11/21/2024 | Press release | Distributed by Public on 11/21/2024 07:31
A programme that supports people in Oxfordshire to leave hospital more quickly to continue their recovery at home, has shown significant benefits for residents since its roll out last year.
Discharge to Assess is a system partnership programme, involving staff from Oxfordshire County Council, Oxford University Hospitals NHS Foundation Trust, Oxford Health NHS Foundation Trust and Age UK Oxfordshire, working together to identify the best way of supporting a patient to leave hospital safely and quickly.
The latest figures demonstrate it has enabled 23 per cent more people to leave hospital compared to last year. In October, this amounted to 657 people going home from hospital through Discharge to Assess.
Councillor Tim Bearder, Oxfordshire County Council's Cabinet Member for Adult Social Care, said: "Nobody wants to stay in hospital for longer than necessary. Indeed, for some of our older residents, remaining in hospital for longer than necessary can have a huge negative impact on their ability to regain their independence.
"By working closely with health partners and organisations such as Age UK Oxfordshire, we've developed a service that supports people to leave hospital more quickly, enabling them to continue their recovery in familiar surroundings.
"It's an important part of our Oxfordshire Way vision, to support people to live well and independently within their own communities.
"In the first year, statistics show Discharge to Assess is having a positive effect for our residents while freeing up hospital beds for those who need them most."
The programme is based on national guidance and came into effect in November last year. It brings together experts in health and social care in Transfer of Care Hub meetings, which take place three times a day.
The team considers a plan for a patient to leave hospital, as well as any homecare support they might require, before they are well enough to go home, speeding up the discharge process.
By working with the person and their family, plans are then put in place to support them to leave hospital and return home as quickly as possible.
Tamsin Cater, Head of the Transfer of Care Hub at Oxford University Hospitals NHS Foundation Trust, said: "This system is good news for all patients being admitted into hospital, and we're really pleased with its progress.
"The outcomes for people recovering in their own home are far better than staying in hospital unnecessarily, and we've been working hard with our health and social care partners to make this happen wherever it is safe and appropriate to do so."
Under the Discharge to Assess programme, people are offered short-term, immediate care on the day they get home through a council arranged care provider. This can range from a short care visit to short term overnight (live in) support.

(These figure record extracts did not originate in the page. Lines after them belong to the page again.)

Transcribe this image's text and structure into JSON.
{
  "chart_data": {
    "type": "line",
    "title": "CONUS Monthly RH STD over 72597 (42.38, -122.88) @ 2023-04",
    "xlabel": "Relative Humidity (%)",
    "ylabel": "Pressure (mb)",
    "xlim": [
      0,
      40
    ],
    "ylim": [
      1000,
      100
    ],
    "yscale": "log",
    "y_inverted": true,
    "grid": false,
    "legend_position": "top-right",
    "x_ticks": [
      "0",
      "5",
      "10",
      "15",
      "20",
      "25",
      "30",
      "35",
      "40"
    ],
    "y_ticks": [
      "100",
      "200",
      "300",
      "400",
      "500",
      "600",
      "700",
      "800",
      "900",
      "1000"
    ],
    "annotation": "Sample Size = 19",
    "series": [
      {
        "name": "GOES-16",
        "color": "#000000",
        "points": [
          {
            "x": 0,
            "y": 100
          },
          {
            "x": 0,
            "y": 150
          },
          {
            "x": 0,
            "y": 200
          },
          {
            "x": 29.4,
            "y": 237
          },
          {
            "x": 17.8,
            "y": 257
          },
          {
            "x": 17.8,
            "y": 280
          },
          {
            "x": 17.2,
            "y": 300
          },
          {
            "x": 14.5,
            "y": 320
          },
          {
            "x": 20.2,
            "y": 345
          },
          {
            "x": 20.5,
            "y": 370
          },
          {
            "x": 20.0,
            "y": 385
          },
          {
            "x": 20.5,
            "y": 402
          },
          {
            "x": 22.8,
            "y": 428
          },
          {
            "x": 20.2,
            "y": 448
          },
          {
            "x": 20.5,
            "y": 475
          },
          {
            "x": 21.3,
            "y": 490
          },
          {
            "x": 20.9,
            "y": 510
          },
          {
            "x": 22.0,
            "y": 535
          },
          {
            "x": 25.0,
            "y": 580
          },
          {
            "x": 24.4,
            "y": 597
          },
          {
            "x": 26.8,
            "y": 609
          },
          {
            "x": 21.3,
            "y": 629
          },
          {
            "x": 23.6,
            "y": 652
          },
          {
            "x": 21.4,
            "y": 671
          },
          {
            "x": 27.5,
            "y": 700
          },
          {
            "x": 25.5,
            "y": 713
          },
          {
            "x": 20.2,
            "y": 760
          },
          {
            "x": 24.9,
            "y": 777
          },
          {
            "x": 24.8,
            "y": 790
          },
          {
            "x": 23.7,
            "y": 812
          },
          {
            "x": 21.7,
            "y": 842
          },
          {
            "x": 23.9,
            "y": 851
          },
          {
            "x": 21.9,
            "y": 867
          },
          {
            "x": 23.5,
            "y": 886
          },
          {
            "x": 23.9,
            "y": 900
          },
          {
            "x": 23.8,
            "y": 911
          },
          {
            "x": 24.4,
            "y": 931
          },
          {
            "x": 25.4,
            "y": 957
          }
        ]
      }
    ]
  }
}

This has significantly improved hospital flow, shortening the average length of stay in an acute hospital setting from eight days to five days. It has also reduced the need for as many short stay hub beds used by the system, as personalised support is now being arranged for people within their own homes.
For people returning home through Discharge to Assess, 73 per cent of people have gone on to reach full independence following a period of reablement.
Karen Fuller, Oxfordshire County Council's Director of Adult Social Care, said: "While it's great to see the impact of Discharge to Assess on hospital flow, the real success is being seen in people's homes.
"By supporting people back into a familiar environment, with all their home comforts, we can take a far more informed approach to the goals that someone wants to achieve. This enables more people than ever before to regain the levels of independence they had before going into hospital.
"It's incredibly rewarding to see the difference the programme is making to people's lives."
Discharge to Assess forms part of the recently published Healthwatch Oxfordshire report, 'People's experiences of leaving hospital in Oxfordshire', which praises the effective way that health and care professionals are working together to help more people to return home with the support they need.
The report identifies that many people had a positive experience of leaving hospital, and that the majority of people felt safe and happy to be home.
The document also includes some recommendations, including improvements around the continuity and quality of care experienced by patients, clearer communications for patients and carers, and better support and identification of unpaid carers.
The report goes on to recommend the continued close working relationship between health and social care partners to further improve the hospital discharge process.
Dan Leveson, Oxfordshire Place Director at Buckinghamshire, Oxfordshire and Berkshire West Integrated Care Board, said: "It's relatively early days for Discharge to Assess but we're already seeing its benefits, helping people leave hospital more quickly, offering them an even better chance to regain their independence
"We recognise that improvements still need to be made to ensure everyone has a positive experience of being discharged from hospital.
"We thank Healthwatch Oxfordshire for the valuable insights we have gained from their report and look forward to continuing to work with health and social care partners to build on our early success."
An executive summary of the Healthwatch Oxfordshire report, including responses from health and social care partners, can be found on the Healthwatch Oxfordshire website.